Latched message Cause
no endpoint set — export $LLM_API_BASE or … Module attached but api_base resolved empty. Synchronous, fires on onInput.
request failed (endpoint unreachable?) client.fetch errored — DNS, connect refused, network unreachable.
HTTP <status> Endpoint responded with non-2xx. 404 commonly means the configured model name doesn’t match anything served.
couldn't extract a command from the response HTTP 200 but the response shape didn’t parse — the model returned only prose, only comments, or unparseable JSON.

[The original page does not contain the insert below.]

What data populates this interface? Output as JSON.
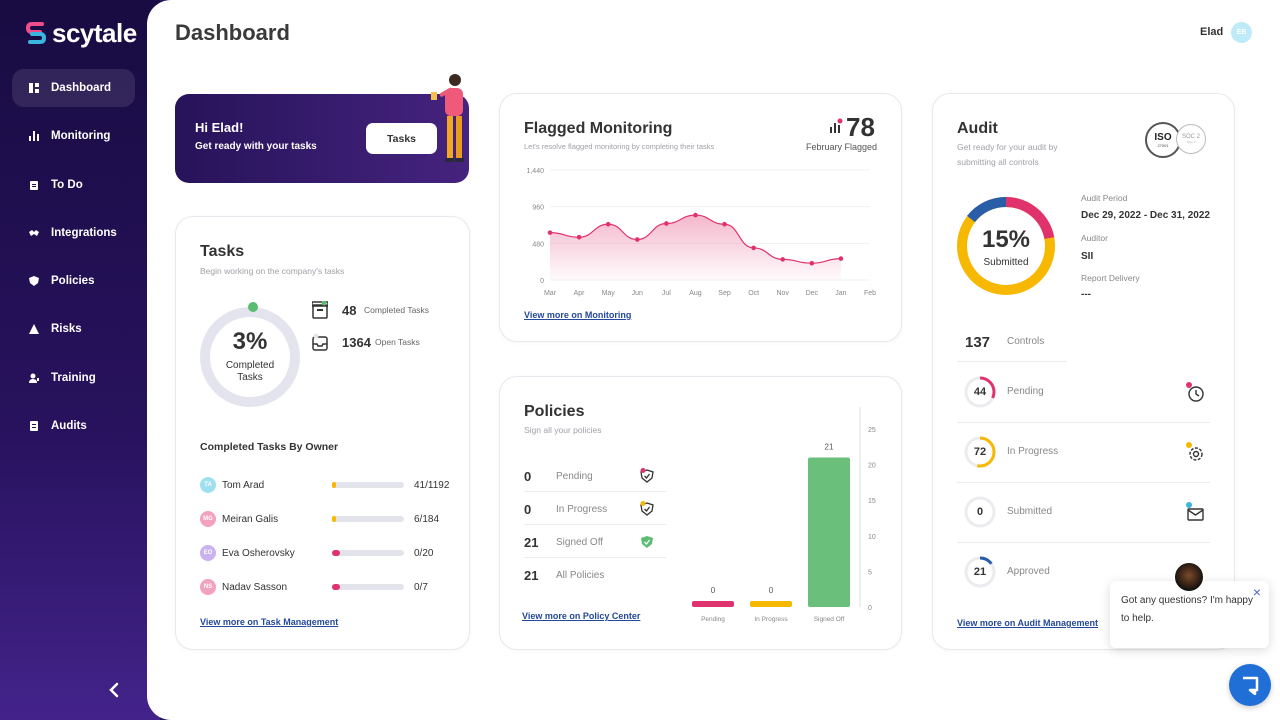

Config.statusbar.error_ttl_ms controls how long the notification stays visible (60 s default). The hint slot (used for explanations) is suppressed while an error is active and resurfaces once the error TTL expires.

Live signals while typing

While you’re mid-typing a #: … prompt — before you hit Enter — atty already knows the LLM is the route. Two signals fire on the prefix match:

Both are opt-out — set the bool config to false to disable.

History integration

Because onInput returns .replace_commit (not plain .replace), the proxy fires dispatchLineCommit on the typed #: list zig files line. atuin and the bundled history module both record it. Next time you start typing #: l…, ghost-suggest surfaces your prior prompts the same way it surfaces any normal command — Right / End / Ctrl+F to accept, multi-row pick list if configured. Ctrl+Shift+D’s delete_history_match works on the prompt too.

Configuration reference

Field Default What it does
prefix "#: " Trigger. # is a shell comment so missed dispatches are silent no-ops, not executed.
model "llama3:8b" Model name passed in the request body.
shell null Shell name for the user-prompt template. null → basename of $SHELL.
api_base "" Static endpoint URL. Wins over env vars when non-empty.
api_base_env "LLM_API_BASE" Env-var name for the primary endpoint.
api_base_fallback_env "OLLAMA_HOST" Env-var name for the Ollama-native fallback (/v1 auto-suffixed).
api_key_env "LLM_API_KEY" Env-var name for the optional Authorization: Bearer … token.
with_explanation true Ask model for an explanation + fenced command; show explanation in the hint row.
system_prompt "" Override the canned system prompt. Empty → canned prompt for the with_explanation mode.
context_env_vars &.{} Env vars whose values get appended to the user message as Context: KEY=value, ….
prefix_signal_cursor true Emit OSC 12 / 112 cursor-colour transitions while prefix matches.
prefix_signal_cursor_color "cyan" OSC 12 colour. Named (cyan) or #RRGGBB / rgb:RR/GG/BB.
prefix_signal_status true Show prefix_signal_status_text in the status bar while prefix matches.
prefix_signal_status_text "✨ prompt" Status-bar text shown during a prefix match.
timeout_ms 30_000 Stored; not yet wired into client.fetch (deferred to a follow-up).
max_response_bytes 4096 Cap on the parsed command size.
max_prompt_bytes 2048 Cap on prompt-body size. Longer inputs ignored as “likely paste, not a task.”

Security notes

Shutdown semantics

The worker thread is t.detach()‘d on atty exit rather than joined. If the worker is mid-request (slow endpoint, OS TCP timeout), joining would hang atty’s exit for tens of seconds. The OS reaps the thread at process exit; the heap allocations the worker references (Shared / api_base / api_key / shell / context_blob) are deliberately leaked. Inert-mode runtimes (no worker spawned) clean up synchronously since there’s nothing to race against. A proper timeout on client.fetch is the long-term fix; see timeout_ms in the config table.